But... There are no perks at all. In Skyrim, there will be no attributes at all, and "only" 18 skills. Assuming we get 5 perks to choose from per skill (Novice, Apprentice, Journeyman, Expert, and Master), we get 18 * 5 = 90 perks. Let's do a magic flip of words; we now have 18 attributes (Arkania had 7+7+derived stats, very similar), and 90 skills (Arkania had 50). Why this flip? Well, in many cases skill would only determine the success rate. But guess what, we don't have a success rate - when did you last fail to cast a spell or mix a potion? So now we can instead have a skill (was attribute) that affects the power of a perks (was skill) outcome.
It allows them to setup individual setups that makes sense, rather than being forced to make peculiar perks that by many here are considered stupid. So if done right, it makes perfect sense to me to drop many of the existing skills and introduce new ones, where perk effects are driven by the skills value. Take light and heavy armor. Why should these be skills? Let them be perks that are driven by skills that used to be called stats.

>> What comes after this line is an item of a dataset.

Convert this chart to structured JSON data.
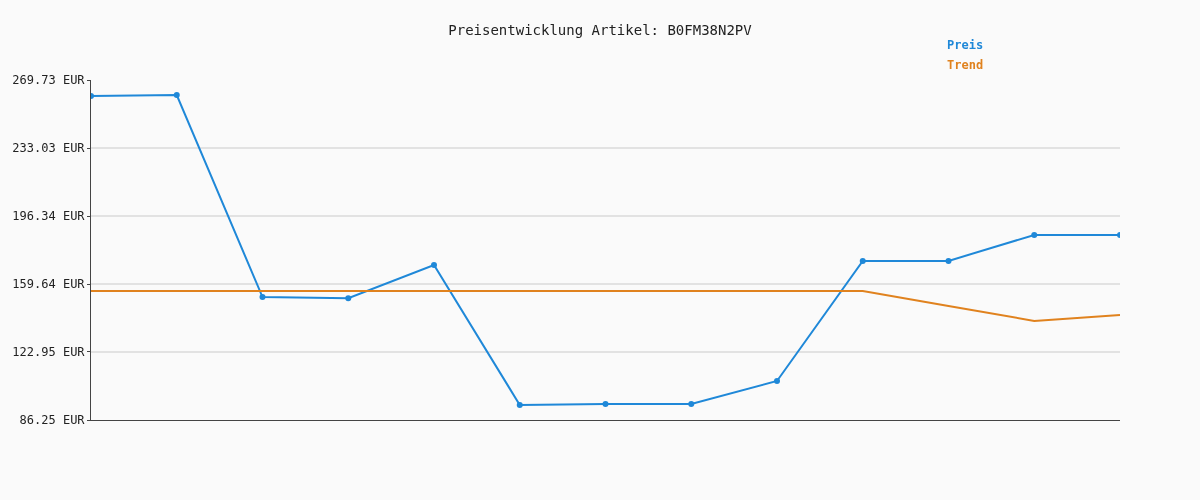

It is a setback from "increase skill by (ab)using", to a more generalized "increase effect of perk by using its skill". It's easy to come up with a tonne of skills, but a nightmare to come up with fitting perks for them. Where Arkania used 3 stats to govern a skill (remember it had a lot more), Oblivion used only 1, probably to make it easier for the player to comprehend.
One problem I have with perks is in the magic system, how it works today. I don't understand why becoming better at Illusion, I get access to better spells with the same effect I already knew just more powerful. I would prefer that when I'm a Novice in Illusion, I get access to the effect Light, and it's effect and duration is controlled by the skill. So at high level, I have the same spell but is now much more powerful. If we have 5 perks of Illusion, we can instead get access to new effects within that school, grouped into perks.
85 spells in 5 schools gives us 17 spells per school. That's too many to deal with using perks. Feels better to me to learn and study a new set of effects that fits your achievements within a particular school. I.e. illusion at novice you get Charm, Calm, Demoralize. At apprentice you get Frenzy & Rally. At Journeyman you get Silence & Paralyze. At Expert you get Chameleon & Invisibility. At Master you get Commanding Humanoid and Command Creature. Which one seems easier to learn, Charm or Command? You still get to improve your cheap Charm spell by increasing skill, but if you specialize more into Illusion (by adding next perk level), skill will increase faster and get you new effects. Some skills might be locked into this difficulty approach, where others may let you choose more freely, and some go for a perk tree approach. All or none may be applicable, we simply don't know yet
So unless the perks end up being completely nuts and unfitting, I'm willing to consider the whole system just as before, but simply relabeled.